Der Bürgermeister von Neunkirchen fand bei der Trauerfeier für einen gefallenen
Soldaten deutlich Worte der Kritik zur Ausrüstung und Ausstattung der Soldaten.
Eine Reaktion des Verteidigungsministers oder des Generalinspekteurs war nicht
zu erkennen.
7. Es melden sich mit Kritik der Bundeswehr auch der Reservistenverband zu
Wort, der Wehrbeauftragte, eigentlich für die Innere Führung zuständig,
berichtet über Mängel. In der Presse kann man lesen, die Ausbildung der
Bundeswehr-Kraftfahrer erfolge in Deutschland nicht immer an den in Afghanistan
eingesetzten Fahrzeugen. Der Verlust von 38 geschützten Fahrzeugen sei bisher
noch nicht ersetzt worden. Das dringend benötigte Halstuch stehe in keiner
Vorschrift und werde auch dementsprechend nicht geliefert. Die vorhandenen
Führungsmittel seien nicht ausreichend. Es fehlten Rüstsätze „Infanterist der
Zukunft.“ Die Liste lässt sich mühelos verlängern.
8. Es muss einen Verantwortlichen geben, der als Ansprechpartner für alle
in Afghanistan schwer Erkrankten, Verwundeten, Traumatisierten zur Verfügung
steht und es nicht dem Zufall überlassen wird, dass alles Erforderliche
unternommen wird. Die trauernden Angehörigen müssen verständnisvoll beraten,
vor allem aber von dem administrativen Aufwand entlastet werden.
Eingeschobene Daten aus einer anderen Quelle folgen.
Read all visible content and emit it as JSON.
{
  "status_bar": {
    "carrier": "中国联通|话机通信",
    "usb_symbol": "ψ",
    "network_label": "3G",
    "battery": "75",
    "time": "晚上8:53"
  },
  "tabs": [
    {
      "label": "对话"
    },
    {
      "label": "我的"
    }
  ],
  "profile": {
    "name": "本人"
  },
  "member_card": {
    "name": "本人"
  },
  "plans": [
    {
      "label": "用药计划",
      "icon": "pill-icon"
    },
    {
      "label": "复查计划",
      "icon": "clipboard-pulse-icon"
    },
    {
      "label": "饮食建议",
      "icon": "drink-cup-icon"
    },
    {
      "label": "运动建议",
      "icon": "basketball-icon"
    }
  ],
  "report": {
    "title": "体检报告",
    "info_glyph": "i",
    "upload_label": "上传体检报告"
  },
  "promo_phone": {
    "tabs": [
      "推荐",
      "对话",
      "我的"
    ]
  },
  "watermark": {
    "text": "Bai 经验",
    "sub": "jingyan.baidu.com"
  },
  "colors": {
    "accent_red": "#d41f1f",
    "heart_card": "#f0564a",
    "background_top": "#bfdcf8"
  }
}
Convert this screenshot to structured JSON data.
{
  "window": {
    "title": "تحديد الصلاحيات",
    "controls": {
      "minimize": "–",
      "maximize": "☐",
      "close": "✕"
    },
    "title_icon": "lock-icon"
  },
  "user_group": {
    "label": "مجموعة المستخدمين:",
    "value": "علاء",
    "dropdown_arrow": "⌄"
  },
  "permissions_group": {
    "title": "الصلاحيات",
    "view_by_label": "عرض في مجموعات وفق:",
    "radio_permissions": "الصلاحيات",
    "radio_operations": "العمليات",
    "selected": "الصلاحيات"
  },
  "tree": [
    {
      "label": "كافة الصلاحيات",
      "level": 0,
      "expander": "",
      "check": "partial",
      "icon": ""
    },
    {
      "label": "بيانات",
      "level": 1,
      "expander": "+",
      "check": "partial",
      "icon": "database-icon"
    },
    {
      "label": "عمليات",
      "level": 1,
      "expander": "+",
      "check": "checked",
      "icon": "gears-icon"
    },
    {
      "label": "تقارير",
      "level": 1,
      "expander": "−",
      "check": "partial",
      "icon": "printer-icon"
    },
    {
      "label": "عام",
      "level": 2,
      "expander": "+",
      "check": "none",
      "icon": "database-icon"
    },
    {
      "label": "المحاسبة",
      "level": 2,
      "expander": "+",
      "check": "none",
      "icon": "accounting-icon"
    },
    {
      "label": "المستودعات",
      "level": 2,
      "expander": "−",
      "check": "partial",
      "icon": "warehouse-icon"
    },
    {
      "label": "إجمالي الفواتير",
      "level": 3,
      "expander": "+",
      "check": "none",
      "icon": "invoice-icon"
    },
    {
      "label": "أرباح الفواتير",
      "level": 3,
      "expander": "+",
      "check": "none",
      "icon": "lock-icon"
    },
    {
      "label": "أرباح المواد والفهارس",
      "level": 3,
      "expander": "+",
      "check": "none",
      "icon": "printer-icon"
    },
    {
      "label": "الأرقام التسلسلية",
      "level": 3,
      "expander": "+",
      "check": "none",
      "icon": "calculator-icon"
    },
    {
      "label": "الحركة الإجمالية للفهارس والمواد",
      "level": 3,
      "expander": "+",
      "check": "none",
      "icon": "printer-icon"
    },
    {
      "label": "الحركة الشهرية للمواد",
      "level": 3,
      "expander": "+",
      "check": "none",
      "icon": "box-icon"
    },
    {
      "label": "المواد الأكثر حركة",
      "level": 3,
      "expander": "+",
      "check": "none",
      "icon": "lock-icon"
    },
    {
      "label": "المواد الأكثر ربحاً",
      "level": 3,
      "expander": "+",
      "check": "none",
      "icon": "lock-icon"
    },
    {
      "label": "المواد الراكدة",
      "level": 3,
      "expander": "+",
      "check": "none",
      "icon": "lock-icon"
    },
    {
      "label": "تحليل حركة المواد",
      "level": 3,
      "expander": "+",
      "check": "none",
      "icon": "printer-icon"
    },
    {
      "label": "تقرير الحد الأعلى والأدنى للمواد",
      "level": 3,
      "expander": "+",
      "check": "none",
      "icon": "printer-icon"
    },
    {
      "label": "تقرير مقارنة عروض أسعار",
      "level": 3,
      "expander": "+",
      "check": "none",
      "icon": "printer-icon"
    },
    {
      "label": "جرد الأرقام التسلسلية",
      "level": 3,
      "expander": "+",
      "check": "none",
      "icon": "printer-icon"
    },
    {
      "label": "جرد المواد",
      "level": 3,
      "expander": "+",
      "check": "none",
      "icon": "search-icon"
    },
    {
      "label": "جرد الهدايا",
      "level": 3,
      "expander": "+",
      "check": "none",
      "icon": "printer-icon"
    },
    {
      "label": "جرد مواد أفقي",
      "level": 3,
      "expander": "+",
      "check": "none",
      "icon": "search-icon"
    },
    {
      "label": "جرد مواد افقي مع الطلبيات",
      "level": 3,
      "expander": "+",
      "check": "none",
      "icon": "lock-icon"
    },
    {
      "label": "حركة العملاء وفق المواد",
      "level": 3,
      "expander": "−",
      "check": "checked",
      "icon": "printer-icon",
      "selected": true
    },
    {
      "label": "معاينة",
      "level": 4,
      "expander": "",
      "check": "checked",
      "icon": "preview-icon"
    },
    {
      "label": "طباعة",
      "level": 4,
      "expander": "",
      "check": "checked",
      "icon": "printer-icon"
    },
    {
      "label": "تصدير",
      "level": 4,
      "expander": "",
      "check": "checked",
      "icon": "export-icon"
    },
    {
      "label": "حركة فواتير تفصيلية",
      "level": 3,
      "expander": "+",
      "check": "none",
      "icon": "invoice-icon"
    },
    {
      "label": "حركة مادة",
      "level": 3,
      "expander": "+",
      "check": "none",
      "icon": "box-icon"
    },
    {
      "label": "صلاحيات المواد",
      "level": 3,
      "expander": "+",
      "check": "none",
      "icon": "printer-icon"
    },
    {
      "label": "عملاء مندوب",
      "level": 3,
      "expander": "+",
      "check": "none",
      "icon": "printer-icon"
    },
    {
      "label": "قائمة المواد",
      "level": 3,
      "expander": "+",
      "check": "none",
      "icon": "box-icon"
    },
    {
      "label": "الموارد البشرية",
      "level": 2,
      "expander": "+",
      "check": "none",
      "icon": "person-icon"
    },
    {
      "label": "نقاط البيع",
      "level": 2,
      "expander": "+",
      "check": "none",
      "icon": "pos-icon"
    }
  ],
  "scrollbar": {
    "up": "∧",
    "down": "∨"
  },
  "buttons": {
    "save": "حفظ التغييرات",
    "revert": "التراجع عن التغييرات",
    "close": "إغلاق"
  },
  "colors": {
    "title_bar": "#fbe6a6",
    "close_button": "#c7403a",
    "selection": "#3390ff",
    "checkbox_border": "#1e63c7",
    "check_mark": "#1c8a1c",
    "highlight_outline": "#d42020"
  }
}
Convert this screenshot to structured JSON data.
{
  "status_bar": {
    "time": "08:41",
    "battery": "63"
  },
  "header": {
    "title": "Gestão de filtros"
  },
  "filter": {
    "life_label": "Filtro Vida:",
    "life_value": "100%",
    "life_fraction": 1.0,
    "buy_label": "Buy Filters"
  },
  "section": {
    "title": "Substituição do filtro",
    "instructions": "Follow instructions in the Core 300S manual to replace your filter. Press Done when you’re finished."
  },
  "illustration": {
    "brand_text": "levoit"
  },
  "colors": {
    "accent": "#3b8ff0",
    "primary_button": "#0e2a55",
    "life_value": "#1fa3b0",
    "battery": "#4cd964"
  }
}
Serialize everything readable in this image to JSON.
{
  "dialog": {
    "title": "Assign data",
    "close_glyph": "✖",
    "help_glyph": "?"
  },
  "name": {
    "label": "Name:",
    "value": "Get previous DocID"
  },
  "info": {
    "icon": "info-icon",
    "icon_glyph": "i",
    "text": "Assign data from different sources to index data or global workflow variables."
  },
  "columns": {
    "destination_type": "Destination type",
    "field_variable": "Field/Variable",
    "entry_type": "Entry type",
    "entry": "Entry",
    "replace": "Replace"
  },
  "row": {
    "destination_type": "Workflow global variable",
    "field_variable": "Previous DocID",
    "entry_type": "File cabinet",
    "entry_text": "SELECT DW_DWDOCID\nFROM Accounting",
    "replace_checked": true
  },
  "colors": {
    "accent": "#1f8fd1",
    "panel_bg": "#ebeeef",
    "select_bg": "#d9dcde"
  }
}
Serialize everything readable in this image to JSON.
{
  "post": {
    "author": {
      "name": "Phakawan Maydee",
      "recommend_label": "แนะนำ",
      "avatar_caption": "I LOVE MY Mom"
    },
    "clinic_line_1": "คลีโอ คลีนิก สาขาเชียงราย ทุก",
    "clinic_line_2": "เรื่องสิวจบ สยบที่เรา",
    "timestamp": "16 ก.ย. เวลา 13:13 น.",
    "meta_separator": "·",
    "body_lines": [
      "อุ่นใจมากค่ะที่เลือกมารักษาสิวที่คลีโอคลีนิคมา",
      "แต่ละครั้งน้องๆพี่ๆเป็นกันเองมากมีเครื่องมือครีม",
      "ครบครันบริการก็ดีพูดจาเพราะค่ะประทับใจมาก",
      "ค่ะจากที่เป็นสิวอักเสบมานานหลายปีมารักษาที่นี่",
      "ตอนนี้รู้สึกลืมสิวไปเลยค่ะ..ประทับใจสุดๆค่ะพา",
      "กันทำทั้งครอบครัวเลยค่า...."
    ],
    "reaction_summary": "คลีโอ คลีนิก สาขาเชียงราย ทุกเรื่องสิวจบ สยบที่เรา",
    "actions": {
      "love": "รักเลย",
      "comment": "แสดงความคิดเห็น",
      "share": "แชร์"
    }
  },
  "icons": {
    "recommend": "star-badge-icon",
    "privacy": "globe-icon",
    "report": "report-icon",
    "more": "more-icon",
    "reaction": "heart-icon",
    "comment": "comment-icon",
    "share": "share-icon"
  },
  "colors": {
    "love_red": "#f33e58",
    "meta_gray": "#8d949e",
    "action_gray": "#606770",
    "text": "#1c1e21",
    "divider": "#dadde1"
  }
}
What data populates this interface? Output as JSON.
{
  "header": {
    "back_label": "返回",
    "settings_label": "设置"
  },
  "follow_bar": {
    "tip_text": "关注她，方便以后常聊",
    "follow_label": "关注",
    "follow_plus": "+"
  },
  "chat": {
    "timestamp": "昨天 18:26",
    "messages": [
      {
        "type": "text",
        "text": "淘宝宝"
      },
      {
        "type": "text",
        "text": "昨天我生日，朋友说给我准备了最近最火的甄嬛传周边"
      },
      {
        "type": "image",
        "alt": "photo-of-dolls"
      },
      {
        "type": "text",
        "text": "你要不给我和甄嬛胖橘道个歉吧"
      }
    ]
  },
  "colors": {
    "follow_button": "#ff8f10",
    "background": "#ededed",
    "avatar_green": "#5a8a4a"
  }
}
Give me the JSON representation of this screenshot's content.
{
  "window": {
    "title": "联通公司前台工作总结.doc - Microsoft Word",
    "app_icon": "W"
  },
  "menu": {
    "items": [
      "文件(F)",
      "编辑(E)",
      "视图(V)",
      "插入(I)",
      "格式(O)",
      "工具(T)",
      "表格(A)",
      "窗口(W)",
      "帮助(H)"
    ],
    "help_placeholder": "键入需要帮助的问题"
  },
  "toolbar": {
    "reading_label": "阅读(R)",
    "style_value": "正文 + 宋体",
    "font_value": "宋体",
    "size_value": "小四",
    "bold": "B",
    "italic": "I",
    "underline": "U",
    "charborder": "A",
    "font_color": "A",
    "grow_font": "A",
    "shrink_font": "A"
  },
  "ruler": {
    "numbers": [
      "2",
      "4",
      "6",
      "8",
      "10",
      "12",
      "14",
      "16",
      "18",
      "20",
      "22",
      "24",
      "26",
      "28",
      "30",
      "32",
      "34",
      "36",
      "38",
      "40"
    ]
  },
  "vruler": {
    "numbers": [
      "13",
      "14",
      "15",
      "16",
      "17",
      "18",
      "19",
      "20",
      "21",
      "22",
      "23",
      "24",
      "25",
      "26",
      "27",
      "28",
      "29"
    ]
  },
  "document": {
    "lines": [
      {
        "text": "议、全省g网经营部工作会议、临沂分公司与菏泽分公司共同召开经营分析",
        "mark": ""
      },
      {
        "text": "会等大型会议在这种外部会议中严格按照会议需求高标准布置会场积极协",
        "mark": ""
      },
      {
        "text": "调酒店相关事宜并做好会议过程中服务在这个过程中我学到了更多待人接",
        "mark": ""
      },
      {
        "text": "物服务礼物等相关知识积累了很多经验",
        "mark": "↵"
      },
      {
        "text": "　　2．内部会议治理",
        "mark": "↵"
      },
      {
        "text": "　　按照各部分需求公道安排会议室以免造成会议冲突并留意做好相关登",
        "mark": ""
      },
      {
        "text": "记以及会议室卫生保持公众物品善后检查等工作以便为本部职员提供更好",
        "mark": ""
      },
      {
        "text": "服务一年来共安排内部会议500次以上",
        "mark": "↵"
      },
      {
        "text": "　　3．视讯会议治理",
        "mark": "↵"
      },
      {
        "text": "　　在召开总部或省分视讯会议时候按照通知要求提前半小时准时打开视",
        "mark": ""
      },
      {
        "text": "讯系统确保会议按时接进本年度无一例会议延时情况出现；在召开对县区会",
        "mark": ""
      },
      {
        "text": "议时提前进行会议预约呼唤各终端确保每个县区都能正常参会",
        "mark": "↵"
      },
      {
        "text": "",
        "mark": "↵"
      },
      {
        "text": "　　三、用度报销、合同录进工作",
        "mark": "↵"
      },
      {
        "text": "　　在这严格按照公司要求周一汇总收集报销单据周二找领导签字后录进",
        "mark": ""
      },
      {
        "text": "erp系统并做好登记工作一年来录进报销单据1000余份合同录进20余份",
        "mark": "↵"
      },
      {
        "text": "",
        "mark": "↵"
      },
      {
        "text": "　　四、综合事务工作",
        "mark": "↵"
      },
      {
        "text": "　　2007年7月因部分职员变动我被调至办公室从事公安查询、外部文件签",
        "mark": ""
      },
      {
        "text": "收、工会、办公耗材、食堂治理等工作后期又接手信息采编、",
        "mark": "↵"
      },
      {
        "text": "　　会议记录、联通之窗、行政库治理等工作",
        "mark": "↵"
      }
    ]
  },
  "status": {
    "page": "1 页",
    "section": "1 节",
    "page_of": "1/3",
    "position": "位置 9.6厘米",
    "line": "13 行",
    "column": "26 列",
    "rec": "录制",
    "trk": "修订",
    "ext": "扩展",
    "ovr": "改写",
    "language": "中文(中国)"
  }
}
Ein Abzug der Bundesrepublik aus allen Aktivitäten in Afghanistan ist nur
zusammen mit der internationalen Gemeinschaft, vor allem aber nur mit unseren
Bündnispartnern in der NATO und in der EU möglich. Dabei müssen wir die von uns
eingegangenen rechtlichen Verpflichtungen respektieren. Wir sind auch gegenüber
dem afghanischen Volk im Wort. Ein Abzug ohne stabile Sicherheitslage gefährdet
alle Afghanen, die uns geglaubt, uns vertraut, mit uns zusammengearbeitet
haben. Unser Abzug darf von den Taliban nicht als Sieg gefeiert werden.